Gran Canaria: EU-Certified Quality of Life

As the residents of Gran Canaria and the millions who visit it well know, the island ranks as one of the territories with the best quality of life in Europe.

The reasoning and the intuition which explain why independent professionals and workers relocate year after year to the Canaries is forcefully and quantitatively backed up in the latest report drawn up by the European Commission’s European Spatial Planning Observation Network (ESPON).  ESPON‘s mission is to give advice and reinforcement to the European Union’s policies for cohesion, and it publishes an annual report on the status of the living conditions in Europe. The report analyses up to 50 variables, grouped into three major categories (quality of life enabler indicator; life maintenance indicator; life flourishing indicator), with a level of breakdown in line with the NUTS-3 standard, and including the territories of the European Economic Area (Norway, Switzerland, Iceland). This analytical exercise provides specific data for the island of Gran Canaria.

Among other factors, there is analysis of indicators such as quality of air, water, noise, contamination, access to healthcare, green infrastructures, labour market, natural spaces, governance, social interaction rates, and the like; this allows the identification of the potential of the various European regions, cities and territories, and the economic challenges they are facing.
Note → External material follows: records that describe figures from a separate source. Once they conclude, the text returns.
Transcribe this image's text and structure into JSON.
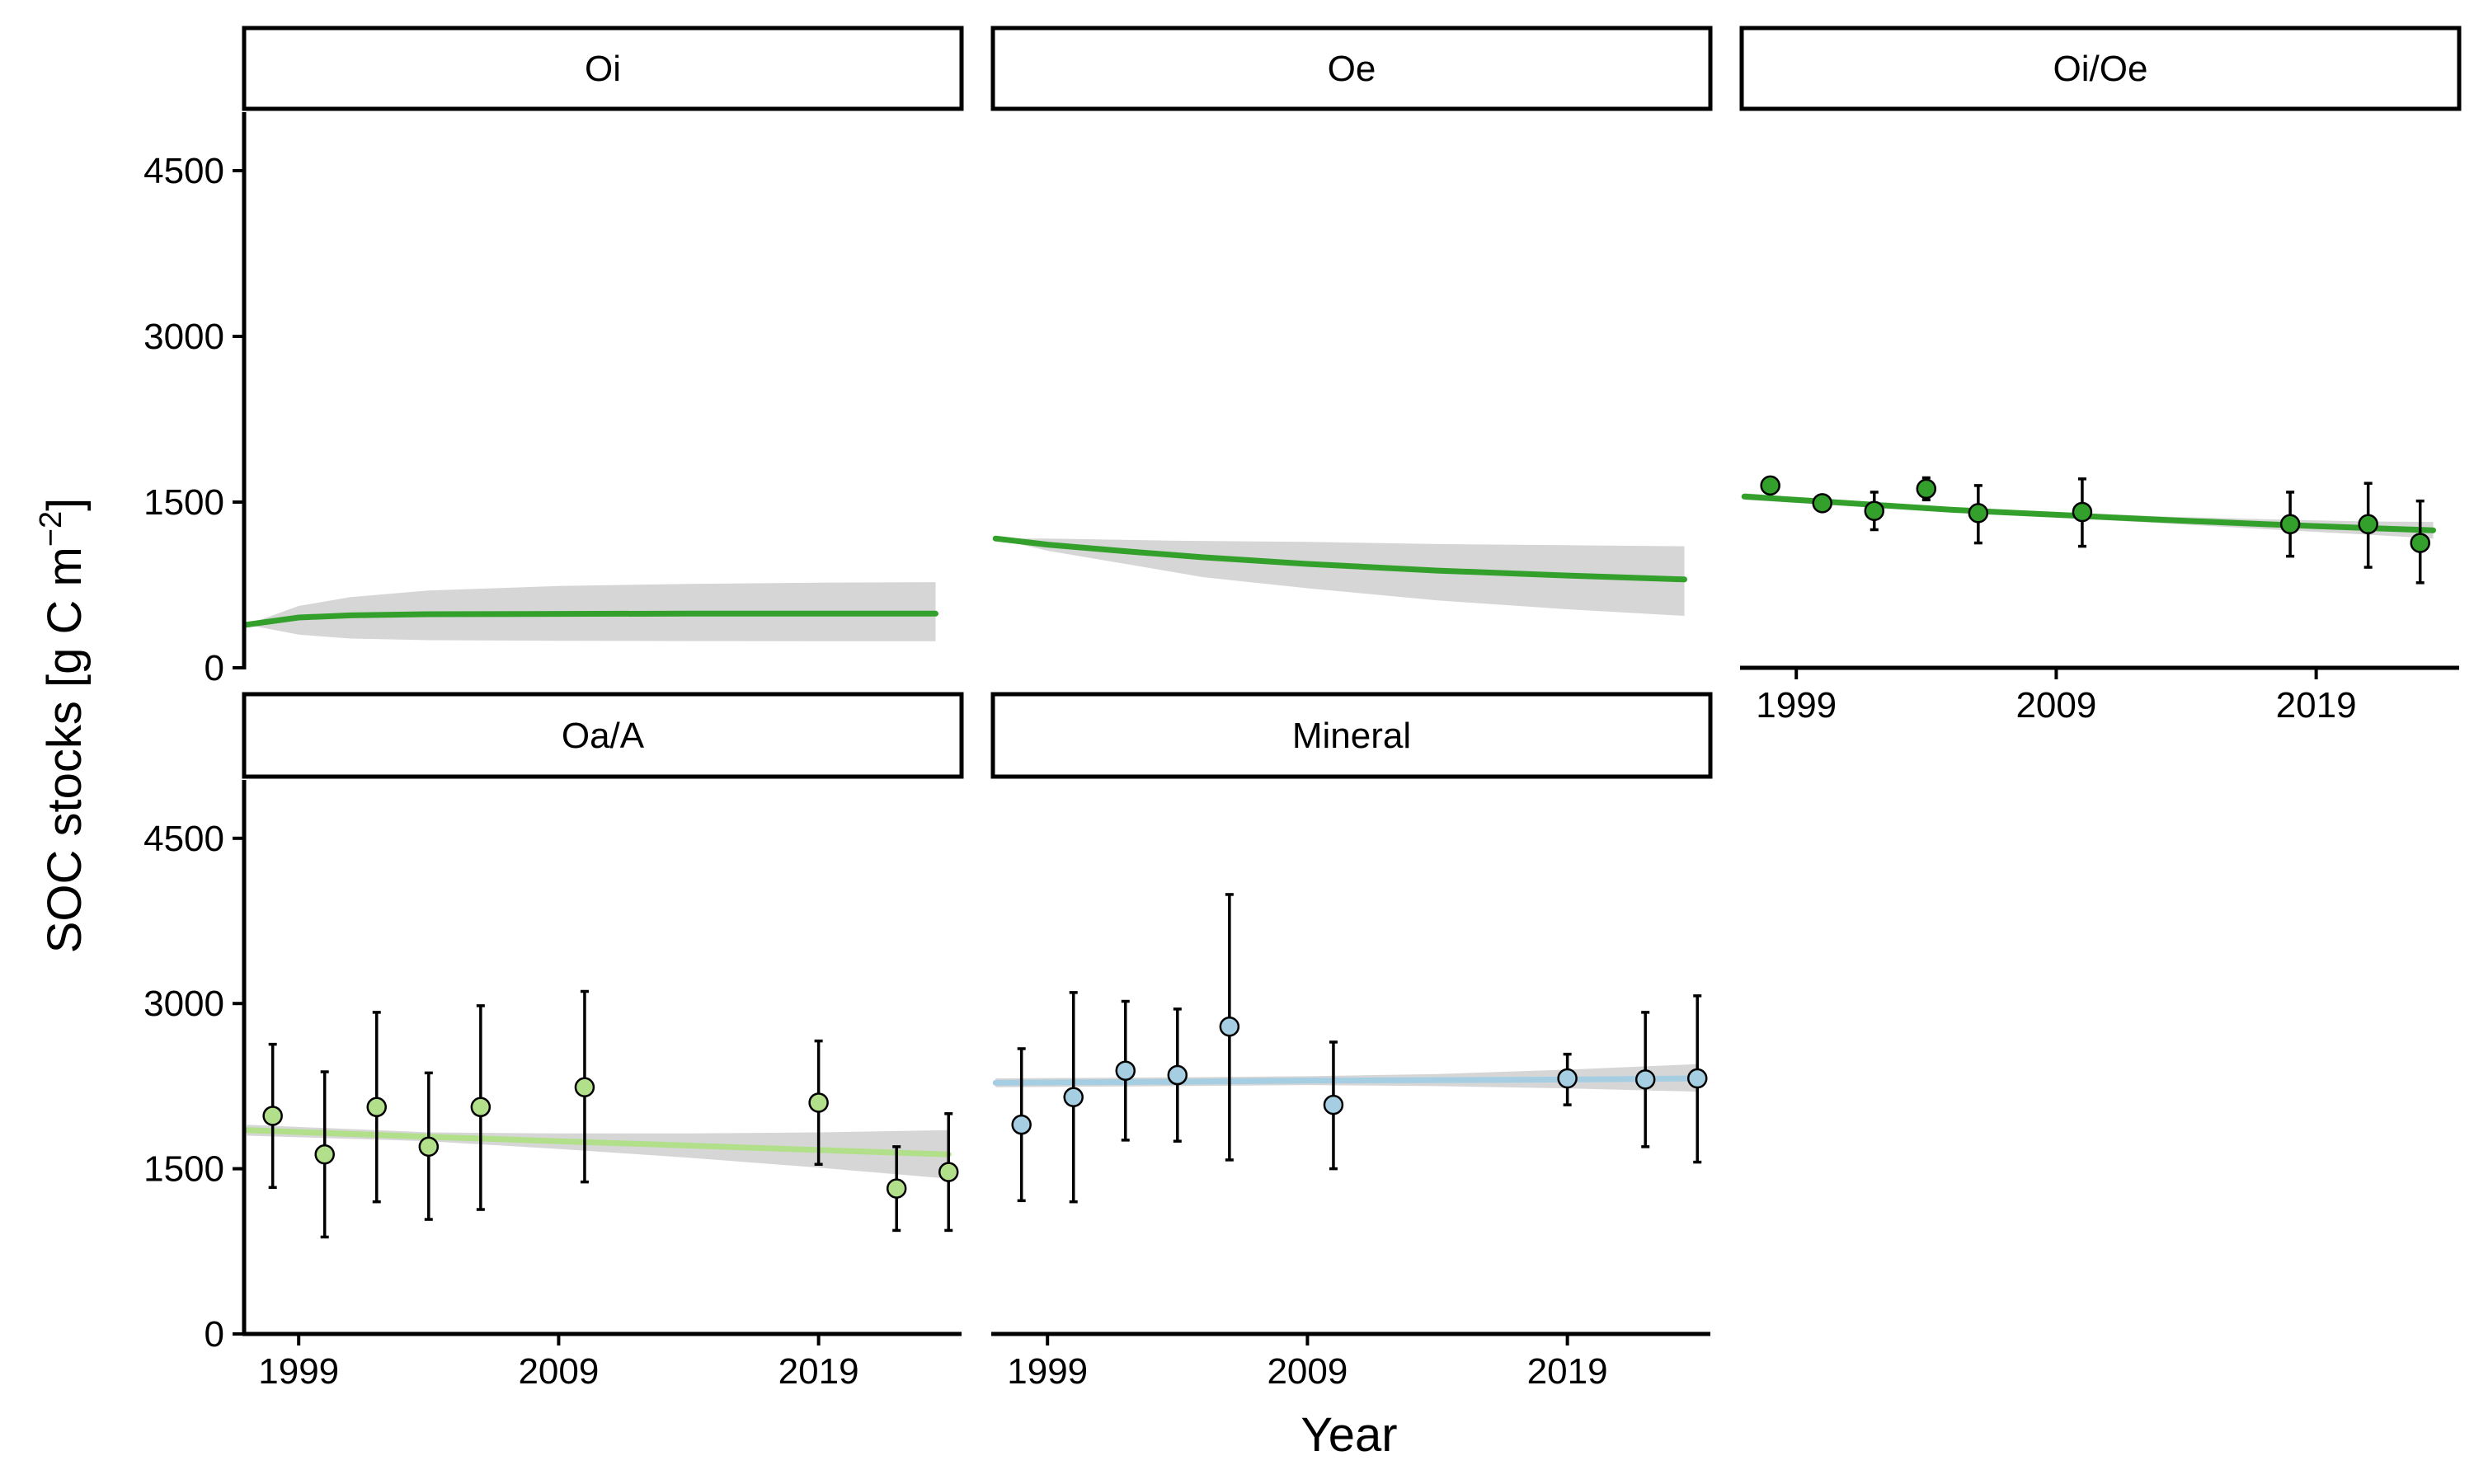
{
  "colors": {
    "ribbon": "#d6d6d6",
    "axis": "#000000",
    "strip_fill": "#ffffff"
  },
  "chart_data": {
    "type": "scatter",
    "xlabel": "Year",
    "ylabel": "SOC stocks [g C m",
    "ylabel_superscript": "−2",
    "ylabel_close": "]",
    "ylim": [
      0,
      5000
    ],
    "y_ticks": [
      "0",
      "1500",
      "3000",
      "4500"
    ],
    "y_tick_values": [
      0,
      1500,
      3000,
      4500
    ],
    "xlim": [
      1996.9,
      2024.5
    ],
    "x_ticks": [
      "1999",
      "2009",
      "2019"
    ],
    "x_tick_values": [
      1999,
      2009,
      2019
    ],
    "grid": false,
    "facets": [
      {
        "label": "Oi",
        "color": "#33a02c",
        "points": [],
        "fit": [
          [
            1997.0,
            390
          ],
          [
            1999.0,
            455
          ],
          [
            2001.0,
            475
          ],
          [
            2004.0,
            485
          ],
          [
            2009.0,
            488
          ],
          [
            2014.0,
            490
          ],
          [
            2019.0,
            490
          ],
          [
            2023.5,
            490
          ]
        ],
        "band_upper": [
          [
            1997.0,
            390
          ],
          [
            1999.0,
            560
          ],
          [
            2001.0,
            640
          ],
          [
            2004.0,
            700
          ],
          [
            2009.0,
            740
          ],
          [
            2014.0,
            760
          ],
          [
            2019.0,
            770
          ],
          [
            2023.5,
            775
          ]
        ],
        "band_lower": [
          [
            1997.0,
            390
          ],
          [
            1999.0,
            300
          ],
          [
            2001.0,
            265
          ],
          [
            2004.0,
            250
          ],
          [
            2009.0,
            245
          ],
          [
            2014.0,
            242
          ],
          [
            2019.0,
            240
          ],
          [
            2023.5,
            240
          ]
        ]
      },
      {
        "label": "Oe",
        "color": "#33a02c",
        "points": [],
        "fit": [
          [
            1997.0,
            1170
          ],
          [
            1999.0,
            1115
          ],
          [
            2002.0,
            1055
          ],
          [
            2005.0,
            1000
          ],
          [
            2009.0,
            940
          ],
          [
            2014.0,
            880
          ],
          [
            2019.0,
            835
          ],
          [
            2023.5,
            800
          ]
        ],
        "band_upper": [
          [
            1997.0,
            1170
          ],
          [
            1999.0,
            1170
          ],
          [
            2004.0,
            1150
          ],
          [
            2009.0,
            1140
          ],
          [
            2014.0,
            1120
          ],
          [
            2019.0,
            1110
          ],
          [
            2023.5,
            1100
          ]
        ],
        "band_lower": [
          [
            1997.0,
            1170
          ],
          [
            1999.0,
            1060
          ],
          [
            2002.0,
            940
          ],
          [
            2005.0,
            820
          ],
          [
            2009.0,
            720
          ],
          [
            2014.0,
            610
          ],
          [
            2019.0,
            530
          ],
          [
            2023.5,
            470
          ]
        ]
      },
      {
        "label": "Oi/Oe",
        "color": "#33a02c",
        "points": [
          {
            "x": 1998,
            "y": 1650,
            "lo": 1620,
            "hi": 1690
          },
          {
            "x": 2000,
            "y": 1490,
            "lo": 1420,
            "hi": 1540
          },
          {
            "x": 2002,
            "y": 1420,
            "lo": 1250,
            "hi": 1590
          },
          {
            "x": 2004,
            "y": 1620,
            "lo": 1520,
            "hi": 1720
          },
          {
            "x": 2006,
            "y": 1400,
            "lo": 1130,
            "hi": 1650
          },
          {
            "x": 2010,
            "y": 1410,
            "lo": 1100,
            "hi": 1710
          },
          {
            "x": 2018,
            "y": 1300,
            "lo": 1010,
            "hi": 1590
          },
          {
            "x": 2021,
            "y": 1300,
            "lo": 910,
            "hi": 1670
          },
          {
            "x": 2023,
            "y": 1130,
            "lo": 770,
            "hi": 1510
          }
        ],
        "fit": [
          [
            1997.0,
            1550
          ],
          [
            2001.0,
            1490
          ],
          [
            2005.0,
            1430
          ],
          [
            2009.0,
            1385
          ],
          [
            2013.0,
            1340
          ],
          [
            2017.0,
            1300
          ],
          [
            2021.0,
            1265
          ],
          [
            2023.5,
            1245
          ]
        ],
        "band_upper": [
          [
            1997.0,
            1580
          ],
          [
            2001.0,
            1515
          ],
          [
            2005.0,
            1455
          ],
          [
            2009.0,
            1410
          ],
          [
            2013.0,
            1370
          ],
          [
            2017.0,
            1345
          ],
          [
            2021.0,
            1325
          ],
          [
            2023.5,
            1320
          ]
        ],
        "band_lower": [
          [
            1997.0,
            1520
          ],
          [
            2001.0,
            1465
          ],
          [
            2005.0,
            1405
          ],
          [
            2009.0,
            1360
          ],
          [
            2013.0,
            1310
          ],
          [
            2017.0,
            1255
          ],
          [
            2021.0,
            1205
          ],
          [
            2023.5,
            1170
          ]
        ]
      },
      {
        "label": "Oa/A",
        "color": "#b2df8a",
        "points": [
          {
            "x": 1998,
            "y": 1980,
            "lo": 1330,
            "hi": 2630
          },
          {
            "x": 2000,
            "y": 1630,
            "lo": 880,
            "hi": 2380
          },
          {
            "x": 2002,
            "y": 2060,
            "lo": 1200,
            "hi": 2920
          },
          {
            "x": 2004,
            "y": 1700,
            "lo": 1040,
            "hi": 2370
          },
          {
            "x": 2006,
            "y": 2060,
            "lo": 1130,
            "hi": 2980
          },
          {
            "x": 2010,
            "y": 2240,
            "lo": 1380,
            "hi": 3110
          },
          {
            "x": 2019,
            "y": 2100,
            "lo": 1540,
            "hi": 2660
          },
          {
            "x": 2022,
            "y": 1320,
            "lo": 940,
            "hi": 1700
          },
          {
            "x": 2024,
            "y": 1470,
            "lo": 940,
            "hi": 2000
          }
        ],
        "fit": [
          [
            1997.0,
            1850
          ],
          [
            2004.0,
            1790
          ],
          [
            2009.0,
            1750
          ],
          [
            2014.0,
            1710
          ],
          [
            2019.0,
            1670
          ],
          [
            2024.0,
            1630
          ]
        ],
        "band_upper": [
          [
            1997.0,
            1900
          ],
          [
            2004.0,
            1830
          ],
          [
            2009.0,
            1820
          ],
          [
            2014.0,
            1820
          ],
          [
            2019.0,
            1830
          ],
          [
            2024.0,
            1850
          ]
        ],
        "band_lower": [
          [
            1997.0,
            1800
          ],
          [
            2004.0,
            1750
          ],
          [
            2009.0,
            1680
          ],
          [
            2014.0,
            1600
          ],
          [
            2019.0,
            1510
          ],
          [
            2024.0,
            1410
          ]
        ]
      },
      {
        "label": "Mineral",
        "color": "#a6cee3",
        "points": [
          {
            "x": 1998,
            "y": 1900,
            "lo": 1210,
            "hi": 2590
          },
          {
            "x": 2000,
            "y": 2150,
            "lo": 1200,
            "hi": 3100
          },
          {
            "x": 2002,
            "y": 2390,
            "lo": 1760,
            "hi": 3020
          },
          {
            "x": 2004,
            "y": 2350,
            "lo": 1750,
            "hi": 2950
          },
          {
            "x": 2006,
            "y": 2790,
            "lo": 1580,
            "hi": 3990
          },
          {
            "x": 2010,
            "y": 2080,
            "lo": 1500,
            "hi": 2650
          },
          {
            "x": 2019,
            "y": 2320,
            "lo": 2080,
            "hi": 2540
          },
          {
            "x": 2022,
            "y": 2310,
            "lo": 1700,
            "hi": 2920
          },
          {
            "x": 2024,
            "y": 2320,
            "lo": 1560,
            "hi": 3070
          }
        ],
        "fit": [
          [
            1997.0,
            2280
          ],
          [
            2004.0,
            2290
          ],
          [
            2009.0,
            2300
          ],
          [
            2014.0,
            2305
          ],
          [
            2019.0,
            2310
          ],
          [
            2024.0,
            2320
          ]
        ],
        "band_upper": [
          [
            1997.0,
            2320
          ],
          [
            2004.0,
            2330
          ],
          [
            2009.0,
            2340
          ],
          [
            2014.0,
            2360
          ],
          [
            2019.0,
            2400
          ],
          [
            2024.0,
            2450
          ]
        ],
        "band_lower": [
          [
            1997.0,
            2240
          ],
          [
            2004.0,
            2250
          ],
          [
            2009.0,
            2260
          ],
          [
            2014.0,
            2250
          ],
          [
            2019.0,
            2230
          ],
          [
            2024.0,
            2200
          ]
        ]
      }
    ]
  }
}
The result of this study, with 2020 data, places Gran Canaria as the fifth territory at national level in terms of quality of life (with a score of 0.58), practically tied with the fourth (0.59 points). The Canarian territories rank immediately after the NUTS-3 of the Basque Country and well ahead of Spain’s remaining island and coastal destinations. It is quite clear that Gran Canaria places at the topping range, rivalling regions and provinces in Scandinavia, Germany and Switzerland.

In comparison with the highest scoring territory of the ranking (0.69), Gran Canaria outstandingly performs in various aspects: healthcare, environmental health, biodiversity, cultural values and social harmony/sense of social belonging. In the final analysis, this compound score, known as TQoL, reflects the capacity of living beings to survive and flourish in a certain place, thanks to the economic and societal factors and the ecological conditions of the territory.

‘Best in Gran Canaria’ and the SPEGC (link) are working to share information and provide support for all those professional and entrepreneurial projects which decide to grow and consolidate their global impact from a destination which is a unique place to live: Gran Canaria.